Playing around with the rockets helped sharpen the final game concept. I decided to make a game where the player has to slingshot rockets from planet to planet, without crashing into stars or getting yeeted from the system (going off-screen).

To work towards the idea, I initialised a starting and destination planet and tested the game out. It was very satisfying to watch the rocket navigate a successful journey! After adding some UI, I created a beta release of the game and shared it with some friends try it out!

A couple of hours later, I got some responses. The feedback was universally the same.

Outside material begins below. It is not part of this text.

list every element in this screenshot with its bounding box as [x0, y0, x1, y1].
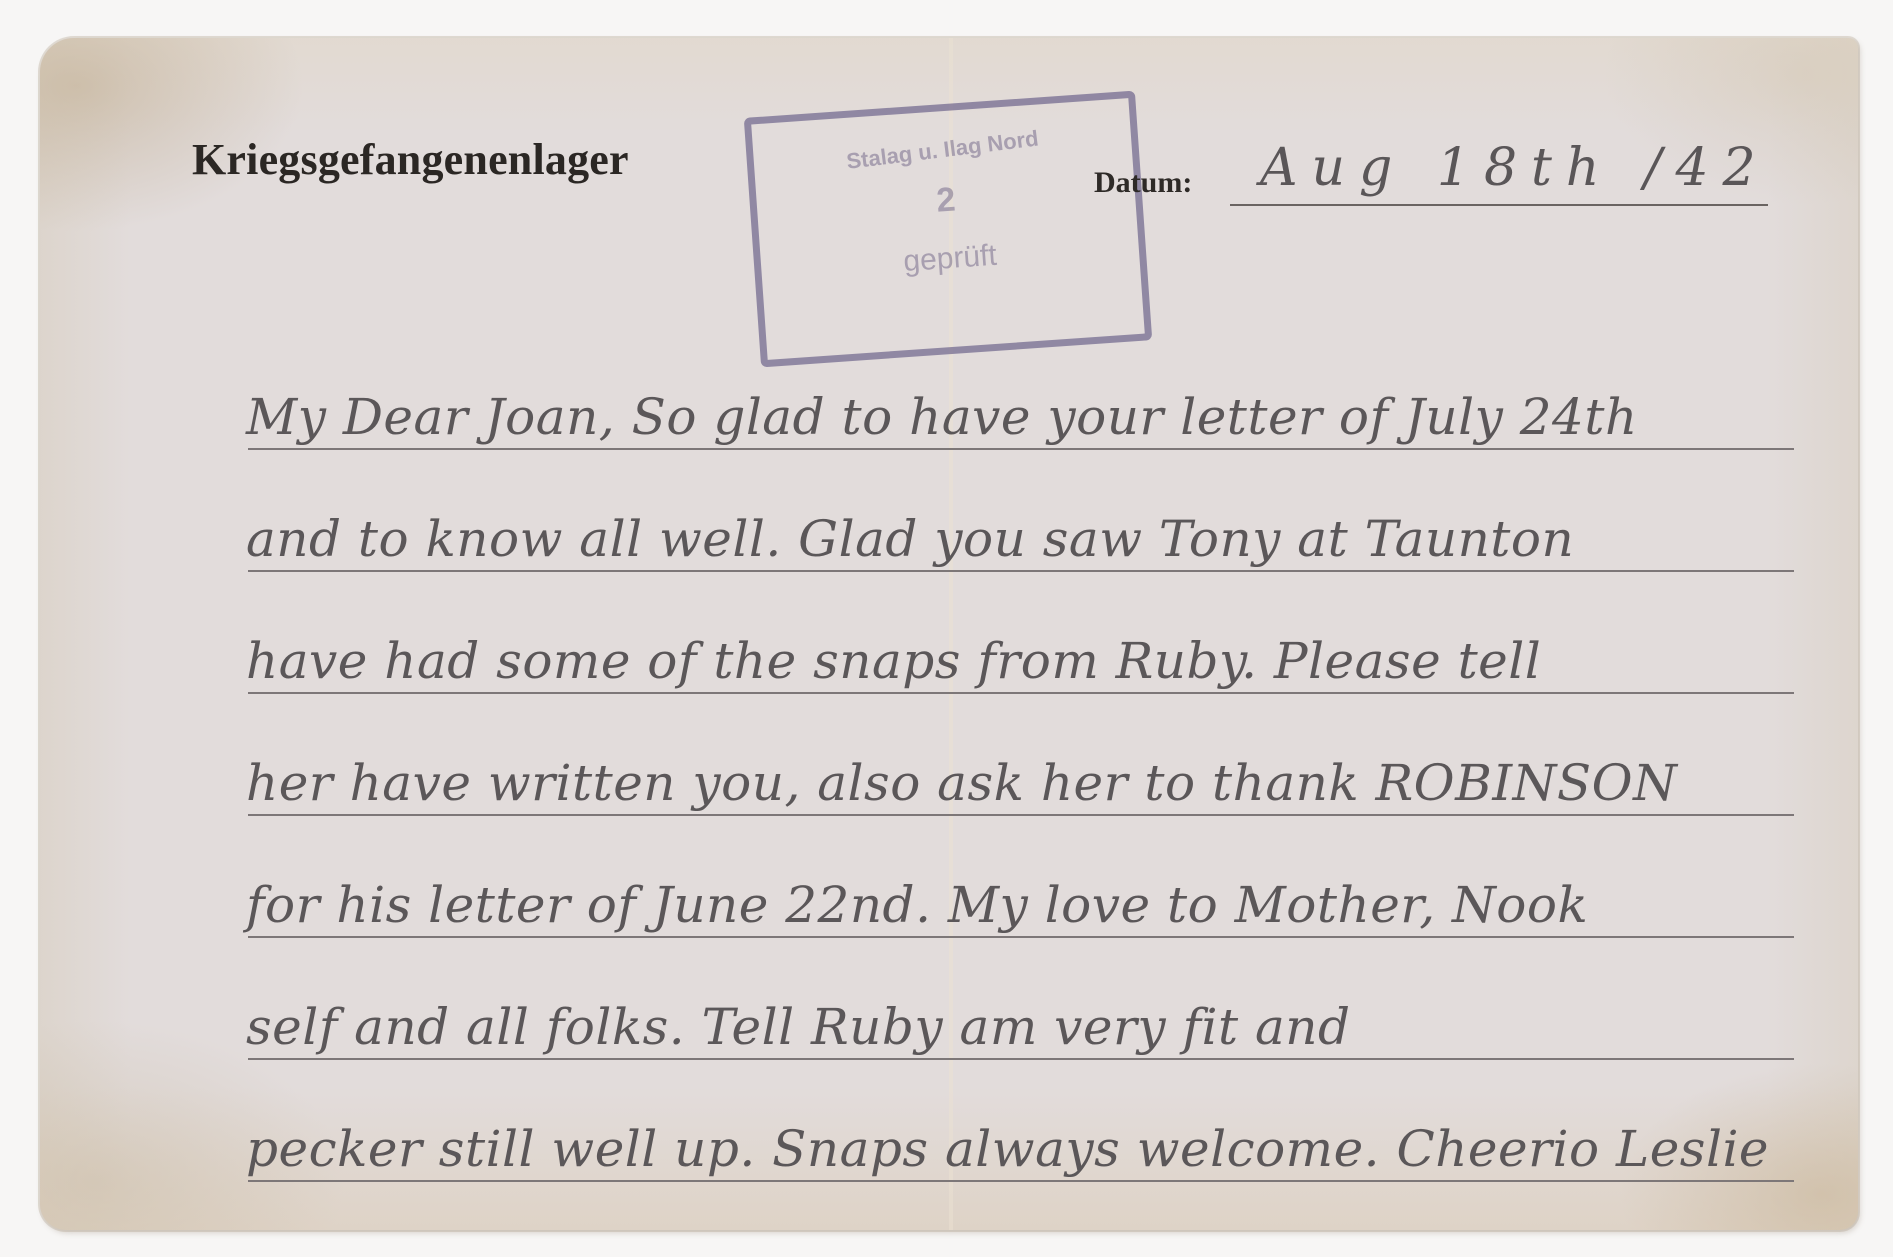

“Avi, your game is TOO HARD”

My friends found the game frustratingly challenging because they found it had to predict the rocket’s trajectory. Their feedback made me realise: understanding and predicting the effects of gravity can be tough! The difficulty most likely arises due to the distance-squared term that decreases the gravitational influence between two objects exponentially, the more separated they. After some googling, I found quite a few posts about how our brains have trouble understanding exponential functions.

Following this, I started to consider: can I bend the laws of physics and change the distance-squared relation to a linear distance relation? Change r^2 into r in the Newtonian gravity equation. Hopefully, Newton won’t mind.

“Linear” gravity

I sent across a new version of the game with “linear” gravity to my friends to gauge if this might make the game easier. To my surprise, even though it’s unnatural, they had an easier time (and hence had more fun) playing the game!

If you’d like to decide for yourself which version of gravity is easier/harder to intuit, try out my game! You can change the laws of the game’s physics in options.

Future work

Sonification

It’d be cool if I could sonify the orbits, similar to how SYSTEM Sounds has done for the TRAPPIST-1 planetary system. I tried this out with Rohan Datta (see this pull request), but gosh, it sounded terrible! Maybe I need to have better sound files?

Level variation

It’d be nice to have a variety of levels. Right now the levels are of the same flavour: 3 stars, each with 1 planet. I can add in more planets, and deeper layered orbits (make planets orbit other planets). Or even have some stars without planets. These variations might make the game more entertaining!

Get others involved?

The most probable scenario: I am likely to get more excited about other projects, and might not come back to this one (lol). Hence, I’ll clean up the repo and hope that someone might be able to make use or build upon this work in the future!